I am left wondering why the Supreme Court would give this ruling.

It seems to me that what the court was saying was that the office of the president would normally command the deference of this court, especially in matters of immigration and foreign affairs. But the history of this matter does not inspire such deference. Instead, it prompts the court to say something along the following lines: We cannot say at this moment, nor are we willing to invest the time to ascertain whether there is any authority for the president of the United States to have delayed the entry from six particular countries and refugees altogether in order to study whether the vetting or clearance operations are sufficient. Insofar as the executive orders that have been presented to the lower courts and now to us at the Supreme Court reflect a bluntness and ignorance of nuance, we are left in a position of having to rule against appropriate presidential discretion. Rather than do that in its entirety, we give as a fig leaf the proposition that the president may exclude, if he must, those without a bona fide relationship to our Republic.

Naturally, we leave to others the definition of a bona fide relationship beyond a few examples of employment family and university which we have supplied. Certainly, we are not opining that grandparents would not fit within a bona fide family relationship forwith someone seeking entry. That, Mr. Pres. Trump, seeing that you have done so, suggests to us that you are an intrepid man willing to accept the disapproval of grandparents worldwide who we think will be left miffed that their relationship has been defined as too distant for the law to allow.

So is the executive order being appropriately implemented by this State Department guidance?
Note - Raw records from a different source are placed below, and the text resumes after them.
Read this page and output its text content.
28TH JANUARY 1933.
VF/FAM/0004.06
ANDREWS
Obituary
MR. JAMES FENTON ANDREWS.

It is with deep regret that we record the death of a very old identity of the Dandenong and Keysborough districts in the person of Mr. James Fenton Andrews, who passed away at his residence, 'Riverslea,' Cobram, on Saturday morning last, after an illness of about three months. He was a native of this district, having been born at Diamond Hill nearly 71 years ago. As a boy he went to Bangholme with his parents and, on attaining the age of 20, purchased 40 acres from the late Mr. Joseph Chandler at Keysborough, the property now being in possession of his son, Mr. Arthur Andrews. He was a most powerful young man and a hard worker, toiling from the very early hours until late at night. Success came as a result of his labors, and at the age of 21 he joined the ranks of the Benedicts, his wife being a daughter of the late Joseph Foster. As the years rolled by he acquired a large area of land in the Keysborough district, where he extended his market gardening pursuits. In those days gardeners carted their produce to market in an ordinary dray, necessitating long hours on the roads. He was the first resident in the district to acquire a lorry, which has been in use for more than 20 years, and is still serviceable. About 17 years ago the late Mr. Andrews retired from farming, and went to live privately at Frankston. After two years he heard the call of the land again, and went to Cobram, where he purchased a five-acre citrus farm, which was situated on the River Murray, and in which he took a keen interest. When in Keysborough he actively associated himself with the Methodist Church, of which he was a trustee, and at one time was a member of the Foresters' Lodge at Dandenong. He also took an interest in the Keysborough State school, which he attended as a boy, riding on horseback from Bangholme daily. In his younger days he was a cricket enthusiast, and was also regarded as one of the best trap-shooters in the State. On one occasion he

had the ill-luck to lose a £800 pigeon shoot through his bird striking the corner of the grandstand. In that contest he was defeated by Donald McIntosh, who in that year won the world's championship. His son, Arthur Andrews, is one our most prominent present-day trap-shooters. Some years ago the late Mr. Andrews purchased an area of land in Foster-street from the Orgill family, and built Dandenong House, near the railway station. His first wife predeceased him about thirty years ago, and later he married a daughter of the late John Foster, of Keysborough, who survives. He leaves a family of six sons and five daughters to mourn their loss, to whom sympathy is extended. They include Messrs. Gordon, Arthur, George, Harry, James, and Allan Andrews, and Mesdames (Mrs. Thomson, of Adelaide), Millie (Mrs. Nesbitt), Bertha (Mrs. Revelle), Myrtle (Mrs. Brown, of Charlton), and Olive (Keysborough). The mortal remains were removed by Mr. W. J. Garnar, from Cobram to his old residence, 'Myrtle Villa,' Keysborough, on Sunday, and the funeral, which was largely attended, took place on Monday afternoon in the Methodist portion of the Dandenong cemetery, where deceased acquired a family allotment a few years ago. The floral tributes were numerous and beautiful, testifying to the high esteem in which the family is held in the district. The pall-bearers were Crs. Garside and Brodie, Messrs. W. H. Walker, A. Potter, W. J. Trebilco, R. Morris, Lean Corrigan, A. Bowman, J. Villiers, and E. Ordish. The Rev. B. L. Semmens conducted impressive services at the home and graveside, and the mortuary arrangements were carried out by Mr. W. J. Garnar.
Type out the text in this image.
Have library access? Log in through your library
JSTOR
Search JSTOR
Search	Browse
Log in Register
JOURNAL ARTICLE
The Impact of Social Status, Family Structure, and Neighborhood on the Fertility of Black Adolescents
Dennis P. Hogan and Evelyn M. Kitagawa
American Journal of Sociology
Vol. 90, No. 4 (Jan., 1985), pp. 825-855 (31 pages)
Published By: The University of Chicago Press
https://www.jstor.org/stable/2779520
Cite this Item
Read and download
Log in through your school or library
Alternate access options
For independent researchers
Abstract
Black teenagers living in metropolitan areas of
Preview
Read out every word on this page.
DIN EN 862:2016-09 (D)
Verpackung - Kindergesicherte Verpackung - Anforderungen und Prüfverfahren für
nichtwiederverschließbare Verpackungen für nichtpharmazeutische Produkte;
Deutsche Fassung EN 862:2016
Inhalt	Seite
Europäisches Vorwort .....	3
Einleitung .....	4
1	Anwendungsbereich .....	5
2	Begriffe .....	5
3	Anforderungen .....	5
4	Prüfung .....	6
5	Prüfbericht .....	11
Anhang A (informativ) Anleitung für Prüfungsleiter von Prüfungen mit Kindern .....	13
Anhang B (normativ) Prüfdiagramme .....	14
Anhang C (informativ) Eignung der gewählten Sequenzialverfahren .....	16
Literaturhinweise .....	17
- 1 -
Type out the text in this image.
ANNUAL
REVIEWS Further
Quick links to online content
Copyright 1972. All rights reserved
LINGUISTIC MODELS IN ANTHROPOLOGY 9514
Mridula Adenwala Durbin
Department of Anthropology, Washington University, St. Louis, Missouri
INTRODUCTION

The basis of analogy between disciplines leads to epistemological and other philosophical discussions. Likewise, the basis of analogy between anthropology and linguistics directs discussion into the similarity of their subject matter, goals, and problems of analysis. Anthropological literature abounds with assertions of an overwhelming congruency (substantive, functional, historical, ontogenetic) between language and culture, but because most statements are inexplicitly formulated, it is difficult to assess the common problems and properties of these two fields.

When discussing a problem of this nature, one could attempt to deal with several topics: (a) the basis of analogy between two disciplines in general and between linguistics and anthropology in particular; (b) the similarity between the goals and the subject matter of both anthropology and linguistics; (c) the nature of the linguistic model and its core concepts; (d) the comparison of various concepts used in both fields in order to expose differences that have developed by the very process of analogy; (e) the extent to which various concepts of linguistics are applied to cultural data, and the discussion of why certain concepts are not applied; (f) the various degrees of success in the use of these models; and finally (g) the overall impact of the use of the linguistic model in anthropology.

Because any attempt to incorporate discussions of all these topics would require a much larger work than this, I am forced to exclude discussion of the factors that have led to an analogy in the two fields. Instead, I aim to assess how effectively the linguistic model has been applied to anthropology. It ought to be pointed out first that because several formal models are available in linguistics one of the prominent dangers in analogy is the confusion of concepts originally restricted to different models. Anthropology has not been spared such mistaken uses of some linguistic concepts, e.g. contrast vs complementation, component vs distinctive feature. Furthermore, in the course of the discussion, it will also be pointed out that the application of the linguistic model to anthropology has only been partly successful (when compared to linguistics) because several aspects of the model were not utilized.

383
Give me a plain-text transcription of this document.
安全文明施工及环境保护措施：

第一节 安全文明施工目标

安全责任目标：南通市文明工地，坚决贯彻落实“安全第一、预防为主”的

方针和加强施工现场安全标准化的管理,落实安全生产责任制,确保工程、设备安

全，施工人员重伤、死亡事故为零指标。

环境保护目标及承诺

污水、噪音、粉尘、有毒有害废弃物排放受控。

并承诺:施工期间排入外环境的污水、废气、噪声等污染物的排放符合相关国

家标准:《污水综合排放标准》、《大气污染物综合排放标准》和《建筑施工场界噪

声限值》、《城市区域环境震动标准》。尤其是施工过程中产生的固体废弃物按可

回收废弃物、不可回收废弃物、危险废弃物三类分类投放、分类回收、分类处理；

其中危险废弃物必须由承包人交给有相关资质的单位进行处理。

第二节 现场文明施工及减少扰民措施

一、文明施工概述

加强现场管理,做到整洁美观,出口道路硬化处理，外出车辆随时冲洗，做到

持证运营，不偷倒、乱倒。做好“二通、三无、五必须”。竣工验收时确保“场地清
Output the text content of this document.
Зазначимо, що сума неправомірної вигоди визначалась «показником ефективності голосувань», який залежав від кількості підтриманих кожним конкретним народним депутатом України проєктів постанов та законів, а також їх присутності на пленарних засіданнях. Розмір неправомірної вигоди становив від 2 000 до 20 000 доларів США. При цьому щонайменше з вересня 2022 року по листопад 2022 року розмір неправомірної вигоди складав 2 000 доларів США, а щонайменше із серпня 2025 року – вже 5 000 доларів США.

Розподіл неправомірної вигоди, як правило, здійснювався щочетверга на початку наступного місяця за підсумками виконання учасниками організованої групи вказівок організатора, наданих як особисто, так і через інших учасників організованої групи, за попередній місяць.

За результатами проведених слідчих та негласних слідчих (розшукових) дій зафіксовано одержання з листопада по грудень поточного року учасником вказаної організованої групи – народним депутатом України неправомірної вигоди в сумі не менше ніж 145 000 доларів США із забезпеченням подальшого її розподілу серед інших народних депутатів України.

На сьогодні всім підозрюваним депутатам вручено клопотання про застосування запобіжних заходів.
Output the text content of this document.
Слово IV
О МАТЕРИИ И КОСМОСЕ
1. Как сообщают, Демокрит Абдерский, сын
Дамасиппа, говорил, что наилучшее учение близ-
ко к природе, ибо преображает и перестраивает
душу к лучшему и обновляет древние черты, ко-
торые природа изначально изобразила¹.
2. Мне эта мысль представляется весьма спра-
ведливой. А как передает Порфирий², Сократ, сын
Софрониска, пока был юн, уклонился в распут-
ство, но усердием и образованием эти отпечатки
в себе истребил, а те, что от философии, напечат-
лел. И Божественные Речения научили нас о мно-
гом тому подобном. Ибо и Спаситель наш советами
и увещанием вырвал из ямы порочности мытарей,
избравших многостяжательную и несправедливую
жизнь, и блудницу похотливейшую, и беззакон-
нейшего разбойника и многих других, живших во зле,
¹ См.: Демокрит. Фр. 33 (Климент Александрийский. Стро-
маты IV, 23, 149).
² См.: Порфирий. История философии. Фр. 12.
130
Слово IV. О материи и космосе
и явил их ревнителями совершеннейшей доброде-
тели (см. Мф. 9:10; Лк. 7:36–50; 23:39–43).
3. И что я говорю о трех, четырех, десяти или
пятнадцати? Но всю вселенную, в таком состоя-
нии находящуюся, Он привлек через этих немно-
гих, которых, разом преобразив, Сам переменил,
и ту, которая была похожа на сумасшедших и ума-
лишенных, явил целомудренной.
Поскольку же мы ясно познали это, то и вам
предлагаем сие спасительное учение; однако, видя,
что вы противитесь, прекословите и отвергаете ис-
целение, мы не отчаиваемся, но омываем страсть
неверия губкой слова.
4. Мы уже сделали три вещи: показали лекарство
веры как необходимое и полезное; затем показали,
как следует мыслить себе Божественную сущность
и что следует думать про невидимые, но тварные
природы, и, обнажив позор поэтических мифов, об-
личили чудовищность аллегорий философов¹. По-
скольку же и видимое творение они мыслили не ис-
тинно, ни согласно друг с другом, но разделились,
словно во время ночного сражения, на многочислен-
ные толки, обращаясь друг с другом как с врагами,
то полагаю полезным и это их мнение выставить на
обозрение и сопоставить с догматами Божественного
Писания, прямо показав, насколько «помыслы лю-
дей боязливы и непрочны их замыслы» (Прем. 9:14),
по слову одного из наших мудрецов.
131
To appropriately implement an unnecessary act that causes the level of delay administrative costs and hardship that this order does is impossible to applaud. I commend those who have given their hard work and career expertise to try to give the president time to study and tighten if necessary the vetting of applicants for entry. Of course he’s had every moment of his presidency to have accomplished this task already without waiting for final judicial determination, and we can only hope he gets it done over the summer so that the word MOOT can be promptly appended to that which he has imposed upon the world without reason. To those in law school in need of employment, we say look no further than immigration practice since this president is indeed making your life great again, unfortunately it is at the price of the misery of so many thousands of other lives “Yearning to breathe free.”